Tuesday 24 October 2017

RTE's €350m site upgrade 'vital' to future of broadcaster

Paul Melia

Paul Melia

NATIONAL broadcaster RTE must invest €350m in state-of-the-art facilities to remain competitive and provide viewers with high-definition digital television, a planning hearing was told yesterday.

Cathal Goan, director general of RTE, said technological changes meant it was no longer possible to upgrade its existing buildings on the Dublin 4 campus, and that it would be "uneconomical" to attempt to do so.

Mr Goan was speaking on the opening day of a public hearing into RTE's 'Project 2025' plan, which, if approved by An Bord Pleanala, would result in a complete redevelopment of the Montrose campus.

The broadcaster is seeking permission to consolidate all its activities across TV, radio, online, publishing and the arts into a new purpose-built complex on a seven-hectare portion of its Donnybrook site.

Technical and studio spaces were inadequate, Mr Goan said, and upgrading them would be expensive.

RTE would not be able to continue broadcasting during upgrading, and the only option was to build new facilities.

"RTE has now reached a point when it can no longer continue economically to re-engineer or add to its existing facilities," he said.

"To remain competitive and to continue to give Irish viewers, listeners and web users the best-possible services, we now have to invest in new facilities built to meet the demands of the digital age."

The existing TV centre and programme building would be retained for possible use as a digital media hub, where offices would be leased to private firms.


But the radio centre, library, sound stage, multi-storey car park and Fair City set would be demolished to make way for the new broadcasting centre, which would be built over 10 years in five phases.

The plan also requires a new entrance into the complex, to be built off the N11 Stillorgan Road.

The new complex would see three buildings developed, with the tallest rising to 28.5 metres and facing the N11. The buildings would be "stepped down" towards the rear of the site, to 10.7 metres.

In a submission, architect Peter Dudley of Scott Tallon Walker -- the company which designed the existing radio and television buildings -- said RTE had acquired additional land, new buildings and applied new master plans to the site since it was built in the 1960s.

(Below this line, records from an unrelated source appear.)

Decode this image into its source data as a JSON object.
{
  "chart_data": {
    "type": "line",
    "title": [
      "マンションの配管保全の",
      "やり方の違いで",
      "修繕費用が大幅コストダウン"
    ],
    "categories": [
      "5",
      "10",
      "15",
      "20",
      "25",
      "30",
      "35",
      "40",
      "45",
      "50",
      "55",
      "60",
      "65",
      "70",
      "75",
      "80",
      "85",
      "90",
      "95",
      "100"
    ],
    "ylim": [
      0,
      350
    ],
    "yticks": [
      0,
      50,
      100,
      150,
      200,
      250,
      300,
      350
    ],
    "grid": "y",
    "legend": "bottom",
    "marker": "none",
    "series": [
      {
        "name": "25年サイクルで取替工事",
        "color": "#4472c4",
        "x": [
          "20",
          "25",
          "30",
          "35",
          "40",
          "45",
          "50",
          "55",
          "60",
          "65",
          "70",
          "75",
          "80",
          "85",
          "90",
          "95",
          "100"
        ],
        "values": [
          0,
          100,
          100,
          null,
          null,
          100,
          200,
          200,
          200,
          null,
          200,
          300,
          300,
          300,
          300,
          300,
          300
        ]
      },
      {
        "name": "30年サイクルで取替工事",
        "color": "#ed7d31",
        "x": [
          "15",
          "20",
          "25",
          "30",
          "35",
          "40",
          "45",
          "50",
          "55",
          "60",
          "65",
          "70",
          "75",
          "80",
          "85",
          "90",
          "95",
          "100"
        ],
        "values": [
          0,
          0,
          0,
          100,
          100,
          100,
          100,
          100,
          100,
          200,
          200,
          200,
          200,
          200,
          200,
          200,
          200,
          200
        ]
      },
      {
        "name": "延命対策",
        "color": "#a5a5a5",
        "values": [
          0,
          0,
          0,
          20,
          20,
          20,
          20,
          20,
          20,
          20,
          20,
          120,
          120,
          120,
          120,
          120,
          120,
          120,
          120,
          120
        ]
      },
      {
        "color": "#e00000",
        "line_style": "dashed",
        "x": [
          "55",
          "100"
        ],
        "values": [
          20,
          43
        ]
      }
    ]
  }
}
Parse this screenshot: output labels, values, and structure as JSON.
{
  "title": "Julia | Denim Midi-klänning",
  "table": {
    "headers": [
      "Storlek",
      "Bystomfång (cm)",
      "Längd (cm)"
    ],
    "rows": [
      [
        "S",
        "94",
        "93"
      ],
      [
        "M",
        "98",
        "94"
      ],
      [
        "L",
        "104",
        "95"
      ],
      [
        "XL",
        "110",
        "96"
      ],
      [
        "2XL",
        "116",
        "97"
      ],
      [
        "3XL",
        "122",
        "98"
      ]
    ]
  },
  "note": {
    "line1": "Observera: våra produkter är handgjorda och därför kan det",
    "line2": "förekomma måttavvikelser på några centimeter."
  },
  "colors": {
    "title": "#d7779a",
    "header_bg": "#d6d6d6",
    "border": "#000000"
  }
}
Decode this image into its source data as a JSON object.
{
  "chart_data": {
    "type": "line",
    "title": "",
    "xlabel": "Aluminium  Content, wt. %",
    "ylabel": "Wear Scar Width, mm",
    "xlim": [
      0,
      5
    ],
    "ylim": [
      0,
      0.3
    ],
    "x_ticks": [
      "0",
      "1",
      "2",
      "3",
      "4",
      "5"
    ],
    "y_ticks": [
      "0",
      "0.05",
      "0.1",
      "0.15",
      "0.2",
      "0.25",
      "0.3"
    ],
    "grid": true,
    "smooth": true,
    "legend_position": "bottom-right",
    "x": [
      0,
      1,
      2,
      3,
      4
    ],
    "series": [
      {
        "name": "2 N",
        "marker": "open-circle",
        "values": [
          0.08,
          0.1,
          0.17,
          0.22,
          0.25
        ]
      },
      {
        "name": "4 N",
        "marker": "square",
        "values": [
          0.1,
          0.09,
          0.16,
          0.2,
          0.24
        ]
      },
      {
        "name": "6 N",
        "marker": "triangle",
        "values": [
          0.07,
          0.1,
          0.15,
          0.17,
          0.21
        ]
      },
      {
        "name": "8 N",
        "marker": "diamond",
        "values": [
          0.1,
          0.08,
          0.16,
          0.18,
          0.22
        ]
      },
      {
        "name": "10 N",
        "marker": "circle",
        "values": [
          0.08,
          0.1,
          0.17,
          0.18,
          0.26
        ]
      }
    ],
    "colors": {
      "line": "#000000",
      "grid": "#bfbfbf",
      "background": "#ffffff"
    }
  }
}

Project 2025 should be seen as an "architectural continuum", he said, and it would be "wrong to suggest the existing buildings be frozen in time".

Some 650 construction jobs would be created if the plans were approved.

Among the high-profile objectors are representatives from the German Embassy, who have raised security concerns, and businessman Dermot Desmond, whose home backs on to the property.

They are expected to give evidence today.